Surgery to begin in September

Meanwhile, the Medical Director of the Greater Accra Regional Hospital, Dr. Emmanuel Srofenyoh, says the procedure may start in the first week of September.

“We are not in a great hurry for the surgery to be performed because we are waiting for the optimal opportunity for the surgery to be performed. For the technical people, we have received information that the surgeries must start from the first week in September with the initial stage. The surgery will be performed in different stages, but the first is to prepare and expand the skin so that when they are separated there can be a redundant skin that can be used to be close up.”
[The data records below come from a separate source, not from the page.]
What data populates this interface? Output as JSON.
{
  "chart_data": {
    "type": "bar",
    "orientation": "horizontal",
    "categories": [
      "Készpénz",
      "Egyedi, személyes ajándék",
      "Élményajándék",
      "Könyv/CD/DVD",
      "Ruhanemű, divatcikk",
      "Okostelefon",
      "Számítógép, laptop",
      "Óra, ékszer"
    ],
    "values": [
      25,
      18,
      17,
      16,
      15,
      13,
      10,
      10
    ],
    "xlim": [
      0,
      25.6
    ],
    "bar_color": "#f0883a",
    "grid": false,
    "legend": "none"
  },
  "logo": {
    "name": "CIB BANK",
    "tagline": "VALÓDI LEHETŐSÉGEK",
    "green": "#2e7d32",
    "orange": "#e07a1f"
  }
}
The twins were born to a 15-year-old girl, Rebecca Bansah, who last month appealed to the public to help raise funds for the procedure.

Doctors say it will cost about GH¢3million to separate the Siamese siblings.

The twins, in their third month, are joined at the head.

Data suggests that only about 5% of conjoined twins survive until surgery.

Doctors at the Greater Accra Regional Hospital are however hopeful that the surgery will be successful.

Dr. Samuel Kaba Akoriyea, a neurosurgeon at the facility, said in a Joy News interview that although the surgery process will be daunting, the neurosurgeons are very competent in carrying out the operation.

He revealed that it will take about five stages to complete the surgery.